Le détournement par les écrans a un complice redoutablement efficace : le bavardage numérique. La fréquentation de plateformes comme Facebook ou Twitter est chronophage. Dès que l’on arrive sur leur page, on se prend au jeu, on rebondit de post en commentaire, de commentaire en commentaire. Comment ne pas dire à tel « friend » combien nous sommes d’accord avec lui et à celui-là la stupidité de ses propos ? Comment ne pas partager cet article, cette image géniale, avec Pierre, Paul ou Jacques ? Puis, selon son caractère, son inspiration, on distille ses humeurs, cisèle des mots d’esprit, fait la propagande de ses idées et son spectacle. Si ces « dialogues » avec des inconnus m’enlèvent au réel et réduisent ma présence au monde, les conversations sur le téléphone portable me privent de la présence du monde qui m’entoure. Elles me rendent proche des personnes qui sont loin de moi et m’éloignent de celles qui sont là, que je peux toucher. Elles font irruption à tout moment, nous donnant l’impression que nous devons réagir aussitôt, brisant le fil de nos pensées, nous habituant à accomplir des tâches sans cesse interrompues. Le pire, cependant, est l’impression d’avoir « fait quelque chose ». Or, notre énergie investie dans ces "activités » au fil des heures s’est dissipée dans le métavers, alors que, concentrée sur notre existence, mise au service de notre capacité créatrice, elle aurait pu faire bouger les lignes de notre vie. Quand on observe combien de notre temps est capté par cette vie numérique, on se demande comment on passait ses journées avant que tout cela ne nous envahisse.

 

Le problème est que notre vie est comme un jardin que fertilise et ensemence l’attention que nous lui portons et les actes qui en découlent.
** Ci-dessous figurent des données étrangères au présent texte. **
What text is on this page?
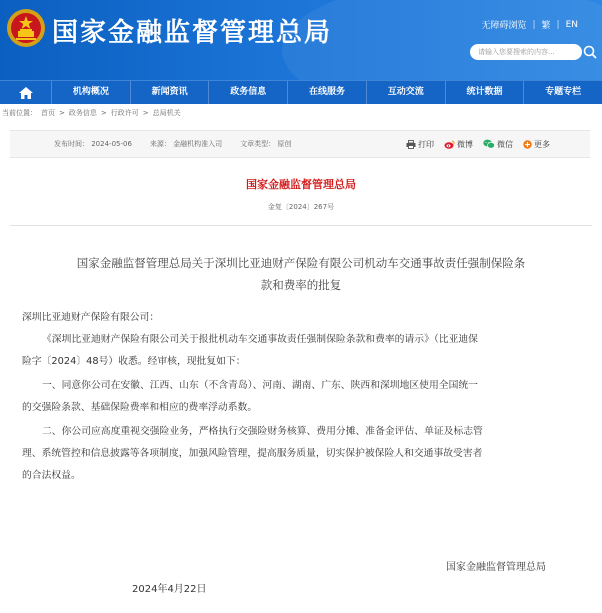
国家金融监督管理总局	无障碍浏览 | 繁 | EN
请输入您要搜索的内容...
机构概况	新闻资讯	政务信息	在线服务	互动交流	统计数据	专题专栏
当前位置： 首页 > 政务信息 > 行政许可 > 总局机关
发布时间： 2024-05-06	来源： 金融机构准入司	文章类型： 原创	打印	微博	微信	更多
国家金融监督管理总局
金复〔2024〕267号
国家金融监督管理总局关于深圳比亚迪财产保险有限公司机动车交通事故责任强制保险条
款和费率的批复
深圳比亚迪财产保险有限公司：
《深圳比亚迪财产保险有限公司关于报批机动车交通事故责任强制保险条款和费率的请示》（比亚迪保
险字〔2024〕48号）收悉。经审核，现批复如下：
一、同意你公司在安徽、江西、山东（不含青岛）、河南、湖南、广东、陕西和深圳地区使用全国统一
的交强险条款、基础保险费率和相应的费率浮动系数。
二、你公司应高度重视交强险业务，严格执行交强险财务核算、费用分摊、准备金评估、单证及标志管
理、系统管控和信息披露等各项制度，加强风险管理，提高服务质量，切实保护被保险人和交通事故受害者
的合法权益。
国家金融监督管理总局
2024年4月22日
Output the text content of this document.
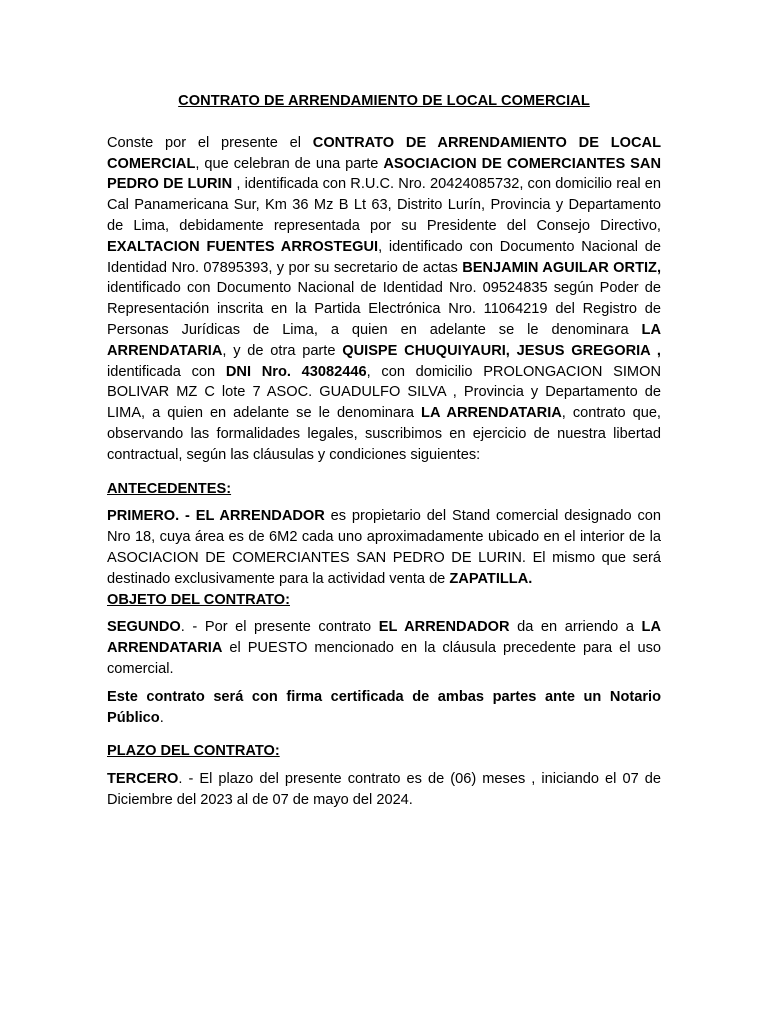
CONTRATO DE ARRENDAMIENTO DE LOCAL COMERCIAL

Conste por el presente el CONTRATO DE ARRENDAMIENTO DE LOCAL COMERCIAL, que celebran de una parte ASOCIACION DE COMERCIANTES SAN PEDRO DE LURIN , identificada con R.U.C. Nro. 20424085732, con domicilio real en Cal Panamericana Sur, Km 36 Mz B Lt 63, Distrito Lurín, Provincia y Departamento de Lima, debidamente representada por su Presidente del Consejo Directivo, EXALTACION FUENTES ARROSTEGUI, identificado con Documento Nacional de Identidad Nro. 07895393, y por su secretario de actas BENJAMIN AGUILAR ORTIZ, identificado con Documento Nacional de Identidad Nro. 09524835 según Poder de Representación inscrita en la Partida Electrónica Nro. 11064219 del Registro de Personas Jurídicas de Lima, a quien en adelante se le denominara LA ARRENDATARIA, y de otra parte QUISPE CHUQUIYAURI, JESUS GREGORIA , identificada con DNI Nro. 43082446, con domicilio PROLONGACION SIMON BOLIVAR MZ C lote 7 ASOC. GUADULFO SILVA , Provincia y Departamento de LIMA, a quien en adelante se le denominara LA ARRENDATARIA, contrato que, observando las formalidades legales, suscribimos en ejercicio de nuestra libertad contractual, según las cláusulas y condiciones siguientes:

ANTECEDENTES:

PRIMERO. - EL ARRENDADOR es propietario del Stand comercial designado con Nro 18, cuya área es de 6M2 cada uno aproximadamente ubicado en el interior de la ASOCIACION DE COMERCIANTES SAN PEDRO DE LURIN. El mismo que será destinado exclusivamente para la actividad venta de ZAPATILLA.

OBJETO DEL CONTRATO:

SEGUNDO. - Por el presente contrato EL ARRENDADOR da en arriendo a LA ARRENDATARIA el PUESTO mencionado en la cláusula precedente para el uso comercial.

Este contrato será con firma certificada de ambas partes ante un Notario Público.

PLAZO DEL CONTRATO:

TERCERO. - El plazo del presente contrato es de (06) meses , iniciando el 07 de Diciembre del 2023 al de 07 de mayo del 2024.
Un jardin ne prospère pas grâce à l’attention que nous dilapidons dans le monde abstrait de jardins lointains. Plus notre attention est absorbée par les ombres du théâtre numérique, plus stérile risque d’être notre vraie vie, celle des projets dont nous pourrions l’enrichir. Etre présent au monde que nos sens peuvent percevoir, l’explorer, se frotter à lui est la manière d’ouvrir de nouveaux possibles dans notre vie. Lors des sessions de créativité, beaucoup d’idées sont émises, et c’est déjà surprenant, mais l’important est ce qui se passe entre ces idées: elles se font la courte-échelle, s’attirent, se combinent et en engendrent de nouvelles complètement inattendues, et parfois c’est un changement de dimension, la disruption pour utiliser un mot prisé des consultants. Etre présent au monde que nos sens peuvent percevoir, c’est être comme ces nuages d’idées qui s’en vont à la rencontre des autres à la rencontre de l’improbable découverte.  

Le premier pas vers une bifurcation de vie commence par la reprise en main de notre « temps de cerveau disponible ».

 

* Le fil de l'épée, Berger-Levraut, 1932. 

** Ceux qui sont intéressés par le sujet pourront lire, de Matthew B. Crawford, Contact : Pourquoi nous avons perdu le monde, et comment le retrouver, Editions La Découverte, 2021.